Lucien Descaves, journaliste d’alerte, une voix d’outre-tombe plus actuelle que jamais
Le Canard enchaîné, numéro du 2 mai 1917, publiait une chronique signée Lucien Descaves, écrivain, antimilitariste, membre de l’Académie Goncourt et témoin féroce de son temps. Son texte, intitulé « Voix d’outre-tombe », rendait hommage à une anthologie du journalisme publiée par Paul Ginisty, tout en lançant une charge vibrante contre le vandalisme moderne – celui des industriels et de la « bande noire » – qui détruisent méthodiquement le passé au nom du profit.
Un plaidoyer pour la mémoire journalistique
Dès les premières lignes, Descaves souligne l’ironie de publier une anthologie de presse… en pleine guerre, alors que « le papier est trop cher ». La phrase claque comme un reproche à une époque qui sacrifie tout à l’autel du conflit, même la mémoire : « Le papier est trop cher pour que l’on se divertisse à faire paraître un recueil de feuilles blanches… »
Avec un ton oscillant entre gravité et sarcasme, Descaves se réjouit pourtant que Ginisty ravive des voix du passé : de Gracchus Babeuf à Proudhon, Paul-Louis Courier à Armand Carrel, et salue leur verbe libre, leur esprit critique, leur engagement.
Une inquiétude prophétique sur l’après-guerre
Mais très vite, la chronique prend une autre tournure.

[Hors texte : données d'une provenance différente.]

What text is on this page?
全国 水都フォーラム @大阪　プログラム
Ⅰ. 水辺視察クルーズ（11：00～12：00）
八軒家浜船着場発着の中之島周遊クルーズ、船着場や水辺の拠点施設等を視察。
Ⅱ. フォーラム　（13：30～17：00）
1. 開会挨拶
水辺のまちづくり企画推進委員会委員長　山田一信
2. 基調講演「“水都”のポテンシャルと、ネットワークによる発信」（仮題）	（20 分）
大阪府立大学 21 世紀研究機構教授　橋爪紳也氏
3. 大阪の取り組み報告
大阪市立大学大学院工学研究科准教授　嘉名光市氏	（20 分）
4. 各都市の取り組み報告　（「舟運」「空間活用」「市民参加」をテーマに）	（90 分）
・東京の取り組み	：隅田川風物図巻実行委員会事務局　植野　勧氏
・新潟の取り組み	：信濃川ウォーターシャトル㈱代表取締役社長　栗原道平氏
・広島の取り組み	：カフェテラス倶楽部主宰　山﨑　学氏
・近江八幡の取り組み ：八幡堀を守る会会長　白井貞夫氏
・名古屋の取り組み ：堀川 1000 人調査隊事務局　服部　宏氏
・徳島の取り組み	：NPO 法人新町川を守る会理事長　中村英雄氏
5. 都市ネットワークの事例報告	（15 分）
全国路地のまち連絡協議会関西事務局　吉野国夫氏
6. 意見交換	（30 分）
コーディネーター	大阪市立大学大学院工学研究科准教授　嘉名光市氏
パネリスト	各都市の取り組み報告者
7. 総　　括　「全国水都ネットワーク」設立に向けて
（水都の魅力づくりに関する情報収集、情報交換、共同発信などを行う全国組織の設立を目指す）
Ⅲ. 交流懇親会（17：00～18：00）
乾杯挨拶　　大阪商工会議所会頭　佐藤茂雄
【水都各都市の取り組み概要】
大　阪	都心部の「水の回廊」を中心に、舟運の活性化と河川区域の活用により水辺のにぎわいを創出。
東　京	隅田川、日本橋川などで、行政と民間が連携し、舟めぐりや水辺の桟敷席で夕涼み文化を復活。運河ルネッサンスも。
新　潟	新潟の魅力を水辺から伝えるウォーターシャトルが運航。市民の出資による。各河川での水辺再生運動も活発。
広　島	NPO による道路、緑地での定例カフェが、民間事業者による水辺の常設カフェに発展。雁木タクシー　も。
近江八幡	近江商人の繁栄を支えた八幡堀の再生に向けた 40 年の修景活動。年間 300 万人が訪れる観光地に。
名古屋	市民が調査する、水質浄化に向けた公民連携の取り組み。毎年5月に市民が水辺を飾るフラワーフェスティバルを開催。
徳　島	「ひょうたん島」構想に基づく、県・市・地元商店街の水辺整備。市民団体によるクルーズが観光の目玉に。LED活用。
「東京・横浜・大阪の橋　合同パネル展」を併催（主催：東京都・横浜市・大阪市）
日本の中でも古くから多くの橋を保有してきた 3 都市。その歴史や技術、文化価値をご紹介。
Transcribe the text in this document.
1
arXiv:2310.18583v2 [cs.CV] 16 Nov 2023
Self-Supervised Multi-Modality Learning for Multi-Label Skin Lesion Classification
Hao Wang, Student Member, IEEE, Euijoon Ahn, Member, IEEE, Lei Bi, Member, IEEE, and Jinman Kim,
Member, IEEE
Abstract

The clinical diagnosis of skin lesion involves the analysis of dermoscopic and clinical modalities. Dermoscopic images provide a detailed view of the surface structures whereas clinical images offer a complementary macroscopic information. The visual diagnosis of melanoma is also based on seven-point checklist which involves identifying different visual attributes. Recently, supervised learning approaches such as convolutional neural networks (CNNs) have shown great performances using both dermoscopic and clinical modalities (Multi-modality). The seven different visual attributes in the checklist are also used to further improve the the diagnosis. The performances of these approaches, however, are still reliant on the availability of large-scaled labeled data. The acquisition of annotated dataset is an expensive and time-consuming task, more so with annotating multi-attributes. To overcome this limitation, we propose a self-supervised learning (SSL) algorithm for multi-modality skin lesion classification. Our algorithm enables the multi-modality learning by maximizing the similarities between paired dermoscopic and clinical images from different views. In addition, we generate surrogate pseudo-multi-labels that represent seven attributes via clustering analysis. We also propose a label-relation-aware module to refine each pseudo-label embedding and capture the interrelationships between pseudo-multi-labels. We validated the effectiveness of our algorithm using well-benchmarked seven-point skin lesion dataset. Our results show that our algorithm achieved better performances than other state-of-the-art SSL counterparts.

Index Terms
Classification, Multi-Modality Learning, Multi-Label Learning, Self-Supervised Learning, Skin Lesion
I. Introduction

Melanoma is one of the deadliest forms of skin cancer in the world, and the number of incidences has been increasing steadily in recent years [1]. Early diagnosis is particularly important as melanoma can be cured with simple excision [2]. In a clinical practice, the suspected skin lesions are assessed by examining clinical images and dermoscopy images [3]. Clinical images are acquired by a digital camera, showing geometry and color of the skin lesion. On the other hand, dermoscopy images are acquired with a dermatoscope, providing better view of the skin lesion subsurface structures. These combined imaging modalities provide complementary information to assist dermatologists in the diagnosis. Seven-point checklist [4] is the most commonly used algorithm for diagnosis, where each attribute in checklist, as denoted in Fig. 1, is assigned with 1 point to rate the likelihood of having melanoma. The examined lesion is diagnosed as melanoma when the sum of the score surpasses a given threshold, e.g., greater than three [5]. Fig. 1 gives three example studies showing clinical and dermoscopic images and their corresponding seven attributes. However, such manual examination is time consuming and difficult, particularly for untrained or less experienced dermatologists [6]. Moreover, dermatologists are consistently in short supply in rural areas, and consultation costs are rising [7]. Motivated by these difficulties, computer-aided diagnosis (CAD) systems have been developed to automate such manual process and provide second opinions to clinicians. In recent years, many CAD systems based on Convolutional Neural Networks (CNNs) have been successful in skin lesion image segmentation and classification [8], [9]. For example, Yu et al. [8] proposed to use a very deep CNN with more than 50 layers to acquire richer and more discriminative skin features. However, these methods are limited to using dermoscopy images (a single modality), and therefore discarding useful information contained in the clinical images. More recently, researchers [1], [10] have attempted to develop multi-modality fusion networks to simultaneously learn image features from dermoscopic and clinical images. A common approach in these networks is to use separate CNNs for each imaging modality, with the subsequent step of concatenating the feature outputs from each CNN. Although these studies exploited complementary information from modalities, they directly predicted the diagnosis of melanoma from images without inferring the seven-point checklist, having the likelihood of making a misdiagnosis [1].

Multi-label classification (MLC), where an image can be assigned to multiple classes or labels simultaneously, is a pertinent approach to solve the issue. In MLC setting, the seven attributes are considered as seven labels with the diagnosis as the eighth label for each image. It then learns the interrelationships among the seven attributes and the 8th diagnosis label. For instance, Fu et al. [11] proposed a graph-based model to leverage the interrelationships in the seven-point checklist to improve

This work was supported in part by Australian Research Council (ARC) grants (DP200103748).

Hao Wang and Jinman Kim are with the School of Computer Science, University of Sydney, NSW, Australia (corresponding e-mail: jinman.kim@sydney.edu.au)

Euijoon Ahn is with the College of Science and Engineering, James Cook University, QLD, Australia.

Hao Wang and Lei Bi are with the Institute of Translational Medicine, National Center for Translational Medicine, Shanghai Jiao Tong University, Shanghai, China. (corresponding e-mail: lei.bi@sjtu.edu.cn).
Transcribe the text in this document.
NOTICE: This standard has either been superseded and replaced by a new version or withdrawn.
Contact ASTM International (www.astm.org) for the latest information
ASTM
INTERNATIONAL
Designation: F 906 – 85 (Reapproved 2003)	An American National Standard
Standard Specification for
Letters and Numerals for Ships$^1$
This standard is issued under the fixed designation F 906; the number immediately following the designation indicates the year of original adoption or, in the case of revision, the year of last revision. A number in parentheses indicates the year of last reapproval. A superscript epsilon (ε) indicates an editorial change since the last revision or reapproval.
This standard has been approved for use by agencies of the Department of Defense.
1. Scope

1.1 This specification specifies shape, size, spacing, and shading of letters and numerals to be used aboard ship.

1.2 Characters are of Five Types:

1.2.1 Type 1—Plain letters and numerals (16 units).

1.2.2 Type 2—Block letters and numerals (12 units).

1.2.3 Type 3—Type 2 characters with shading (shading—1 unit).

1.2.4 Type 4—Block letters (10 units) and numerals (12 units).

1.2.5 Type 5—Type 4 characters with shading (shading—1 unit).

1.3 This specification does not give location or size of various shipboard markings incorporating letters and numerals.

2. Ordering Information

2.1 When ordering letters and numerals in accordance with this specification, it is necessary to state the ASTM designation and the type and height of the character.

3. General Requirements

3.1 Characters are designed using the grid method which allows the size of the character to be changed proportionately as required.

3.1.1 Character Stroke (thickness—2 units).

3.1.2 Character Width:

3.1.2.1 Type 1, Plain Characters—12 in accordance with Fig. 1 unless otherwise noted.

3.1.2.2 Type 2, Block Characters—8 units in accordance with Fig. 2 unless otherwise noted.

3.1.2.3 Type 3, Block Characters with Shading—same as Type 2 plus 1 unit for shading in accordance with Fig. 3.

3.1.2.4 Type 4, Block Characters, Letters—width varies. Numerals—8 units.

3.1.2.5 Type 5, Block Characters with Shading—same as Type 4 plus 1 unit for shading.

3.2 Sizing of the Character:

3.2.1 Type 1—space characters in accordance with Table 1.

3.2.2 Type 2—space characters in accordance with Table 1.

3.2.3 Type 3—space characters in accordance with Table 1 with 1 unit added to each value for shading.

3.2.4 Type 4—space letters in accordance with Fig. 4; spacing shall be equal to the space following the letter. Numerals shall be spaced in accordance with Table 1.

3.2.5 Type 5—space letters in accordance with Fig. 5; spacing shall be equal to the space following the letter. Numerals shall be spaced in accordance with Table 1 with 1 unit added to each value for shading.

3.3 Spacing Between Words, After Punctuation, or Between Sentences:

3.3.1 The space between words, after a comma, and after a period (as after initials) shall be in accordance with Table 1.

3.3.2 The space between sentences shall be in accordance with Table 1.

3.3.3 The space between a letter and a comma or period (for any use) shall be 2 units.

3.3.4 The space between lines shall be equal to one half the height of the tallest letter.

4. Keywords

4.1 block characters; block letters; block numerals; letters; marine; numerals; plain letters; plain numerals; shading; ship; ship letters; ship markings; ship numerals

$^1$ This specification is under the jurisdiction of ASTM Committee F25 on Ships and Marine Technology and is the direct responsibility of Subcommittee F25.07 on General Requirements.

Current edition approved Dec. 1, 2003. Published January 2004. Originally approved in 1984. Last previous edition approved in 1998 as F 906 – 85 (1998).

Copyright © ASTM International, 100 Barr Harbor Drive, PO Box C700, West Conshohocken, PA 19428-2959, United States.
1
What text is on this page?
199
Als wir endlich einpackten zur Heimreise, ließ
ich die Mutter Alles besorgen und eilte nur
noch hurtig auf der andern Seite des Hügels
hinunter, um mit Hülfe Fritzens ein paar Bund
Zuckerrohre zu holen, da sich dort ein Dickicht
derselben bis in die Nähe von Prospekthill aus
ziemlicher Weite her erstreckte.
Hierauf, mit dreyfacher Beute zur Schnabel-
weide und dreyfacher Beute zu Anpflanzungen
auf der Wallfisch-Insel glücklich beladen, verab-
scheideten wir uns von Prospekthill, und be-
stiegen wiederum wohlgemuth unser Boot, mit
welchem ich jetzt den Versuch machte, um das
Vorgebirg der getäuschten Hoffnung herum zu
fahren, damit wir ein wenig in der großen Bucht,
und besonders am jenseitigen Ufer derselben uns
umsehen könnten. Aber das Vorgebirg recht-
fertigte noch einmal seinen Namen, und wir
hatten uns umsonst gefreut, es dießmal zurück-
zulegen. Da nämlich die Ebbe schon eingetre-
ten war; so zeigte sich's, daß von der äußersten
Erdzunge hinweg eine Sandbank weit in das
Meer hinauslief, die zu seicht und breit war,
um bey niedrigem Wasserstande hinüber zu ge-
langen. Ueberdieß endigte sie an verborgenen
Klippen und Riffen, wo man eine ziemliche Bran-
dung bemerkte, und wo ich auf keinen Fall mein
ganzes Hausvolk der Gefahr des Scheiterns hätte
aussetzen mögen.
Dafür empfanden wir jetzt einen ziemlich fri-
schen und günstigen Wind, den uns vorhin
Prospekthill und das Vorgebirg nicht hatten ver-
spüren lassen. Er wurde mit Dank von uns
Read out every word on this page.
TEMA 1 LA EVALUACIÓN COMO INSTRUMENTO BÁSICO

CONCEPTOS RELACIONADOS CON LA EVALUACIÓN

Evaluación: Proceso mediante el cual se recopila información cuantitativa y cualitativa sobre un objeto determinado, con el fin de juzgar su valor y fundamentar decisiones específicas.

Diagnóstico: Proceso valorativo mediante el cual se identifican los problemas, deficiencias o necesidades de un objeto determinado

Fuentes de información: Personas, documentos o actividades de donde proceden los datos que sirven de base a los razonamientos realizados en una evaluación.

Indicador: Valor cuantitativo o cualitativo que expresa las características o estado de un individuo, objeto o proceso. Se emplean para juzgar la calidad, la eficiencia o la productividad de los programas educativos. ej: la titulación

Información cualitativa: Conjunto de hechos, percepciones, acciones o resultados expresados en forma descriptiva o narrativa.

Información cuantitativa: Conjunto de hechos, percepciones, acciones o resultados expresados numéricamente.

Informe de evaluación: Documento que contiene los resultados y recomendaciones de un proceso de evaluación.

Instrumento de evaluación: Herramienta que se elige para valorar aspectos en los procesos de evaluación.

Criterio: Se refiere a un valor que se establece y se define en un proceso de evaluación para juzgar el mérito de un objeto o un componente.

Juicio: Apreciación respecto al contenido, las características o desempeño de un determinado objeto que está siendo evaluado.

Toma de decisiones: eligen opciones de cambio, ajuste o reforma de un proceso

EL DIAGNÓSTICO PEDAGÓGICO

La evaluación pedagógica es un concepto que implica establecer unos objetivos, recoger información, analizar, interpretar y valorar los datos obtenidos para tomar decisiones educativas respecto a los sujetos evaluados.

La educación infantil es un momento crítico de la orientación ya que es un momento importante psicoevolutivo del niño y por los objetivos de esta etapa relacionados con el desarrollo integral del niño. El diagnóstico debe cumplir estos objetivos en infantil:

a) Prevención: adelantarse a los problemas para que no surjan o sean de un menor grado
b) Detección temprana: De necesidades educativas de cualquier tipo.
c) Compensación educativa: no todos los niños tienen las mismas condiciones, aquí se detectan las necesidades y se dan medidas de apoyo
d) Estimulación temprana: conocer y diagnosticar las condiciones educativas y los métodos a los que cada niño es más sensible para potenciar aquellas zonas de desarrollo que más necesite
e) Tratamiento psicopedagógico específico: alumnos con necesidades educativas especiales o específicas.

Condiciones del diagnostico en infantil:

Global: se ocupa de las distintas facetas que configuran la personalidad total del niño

Descaves confie son angoisse sourde face à l’avenir : celui d’un pays qui, même libéré des canons ennemis, pourrait sombrer dans une autre forme de barbarie. Pas celle qui tue par balles, mais celle, plus sourde, qui détruit par intérêt économique, qui démolit les monuments « au bénéfice de la bande noire ».
“Il y a donc des bandes dévastatrices qui n’emploient ni l’artillerie lourde, ni les liquides enflammés pour détruire à jamais les visages du passé ? Je ne m’en serais point douté.”
Cette dernière phrase, chef-d’œuvre d’ironie froide, clôt la chronique comme un couperet. Lucien Descaves met en lumière ce qui, pour lui, est pire que la guerre : l’oubli, l’effacement, la réécriture du passé au profit de la spéculation.
Une leçon de lucidité cent ans plus tard
En 2025, ce texte résonne avec une force intacte. Alors que la mémoire collective se débat entre réappropriations, manipulations ou simples négligences, Descaves nous rappelle que le combat pour la vérité historique ne se mène pas seulement dans les tranchées du présent, mais aussi dans les archives, les bibliothèques, les colonnes des journaux.
Il nous dit qu’un pays sans mémoire est un pays vulnérable. Il nous dit que les « bandes noires » d’aujourd’hui ont changé de costume, mais poursuivent leur œuvre. Et il nous invite, en creux, à lire, relire, transmettre.
💬 Lucien Descaves n’est pas un nom oublié. Il est une sentinelle. Relire sa chronique, c’est entretenir la flamme.